Talks between Greece and its eurozone backers collapsed at the weekend.
Without central bank cash to prop up Greece's banks, which have seen deposits shrivel, controls on withdrawals appear unavoidable. Lending would evaporate and euros would become scarce, dealing the already weak economy a mortal blow.
Separately, the Greek government wants to raise the amount of short-term treasury bills it can issue to tackle its cash crunch.
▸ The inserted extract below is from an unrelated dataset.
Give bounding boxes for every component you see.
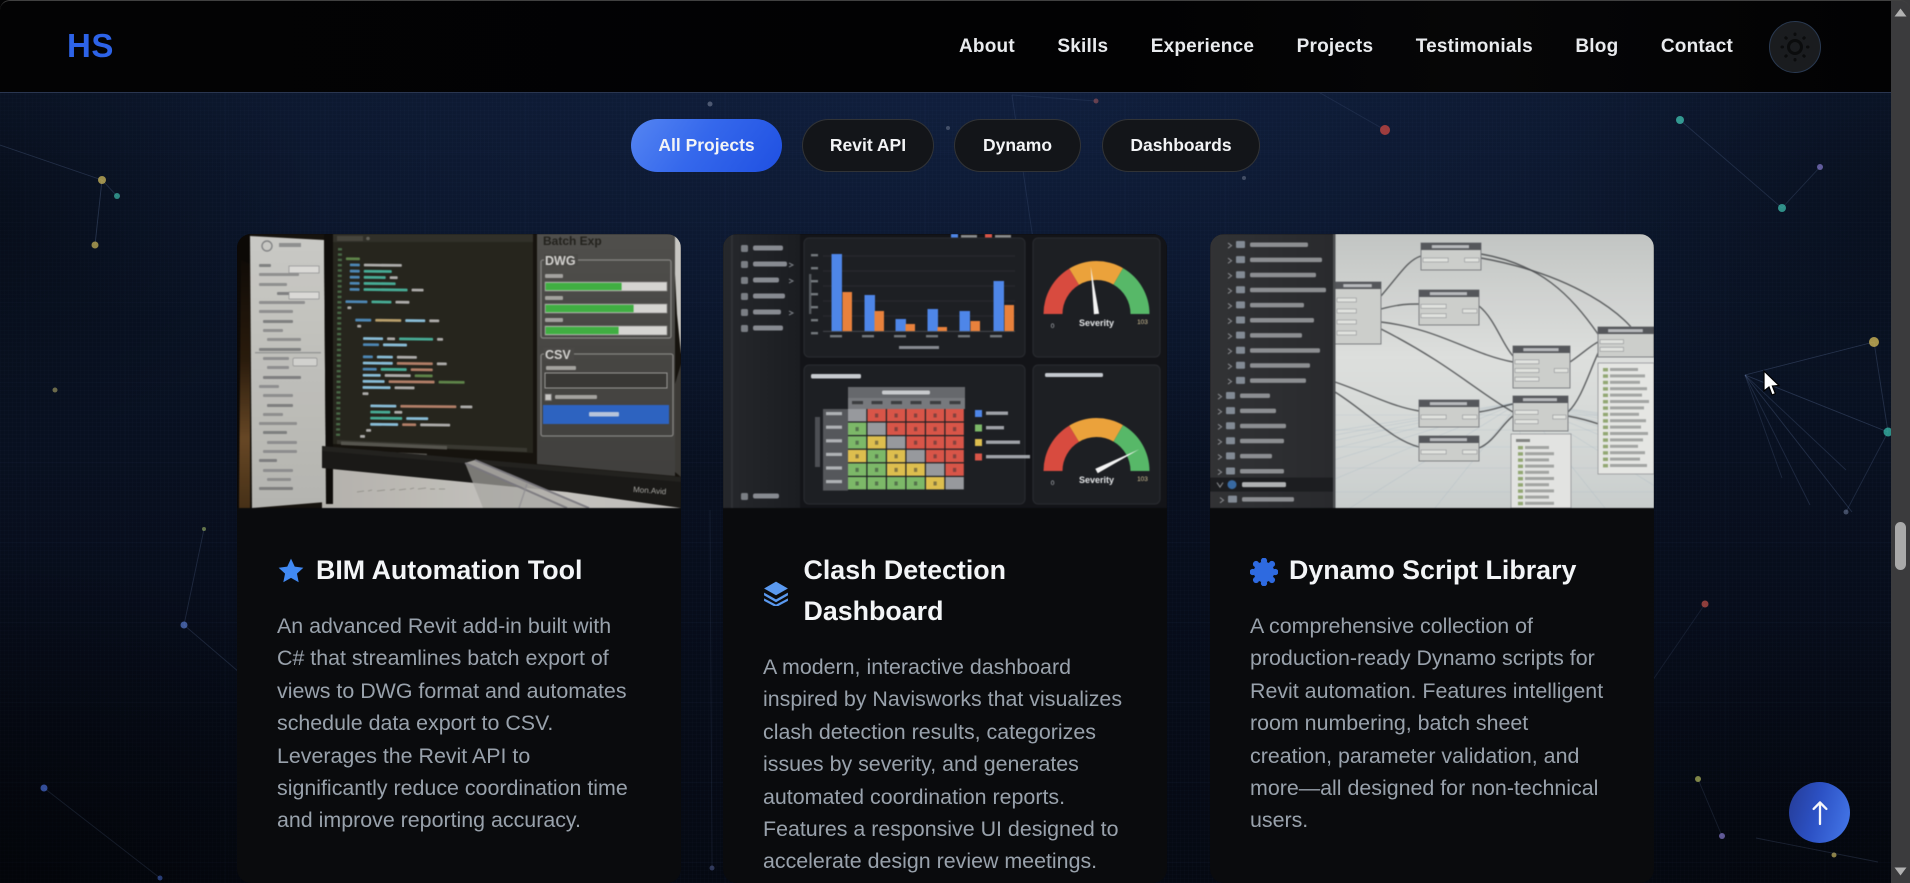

But Mr Draghi said that to even consider this, it was necessary to see "a credible perspective for a successful conclusion of the current review and subsequent implementation".
He added that this implied the eurozone countries sending more cash to Greece.
Mr Draghi said it was up to the Eurogroup of euro zone finance ministers to decide whether to complete a review of Greece's current bailout programme and send further funds to Athens. That, he said was a "political decision that will have to be taken by elected policymakers, not by central bankers."
He called for "a strong and comprehensive agreement" with Greece "very soon" - not only for the sake of Greece but also for the wider eurozone. "While all actors will now need to go the extra mile, the ball lies squarely in the camp of the Greek government to take the necessary steps," he said.
Mr Draghi said that Greece's crisis showed the single currency was "an unfinished business", calling for a "quantum leap" in integration.
The ECB president is working on a report to deepen the European monetary union. It is to be discussed by European Union leaders at their meeting on June 25-26 in Brussels.
On Monday, Mr Draghi met the president of the European Commission, Jean-Claude Juncker, who is also charged with drafting the report. "We should ask ourselves whether the design of this monetary union is solid, resilient or, as I hinted before, still quite fragile and we should address the fragilities."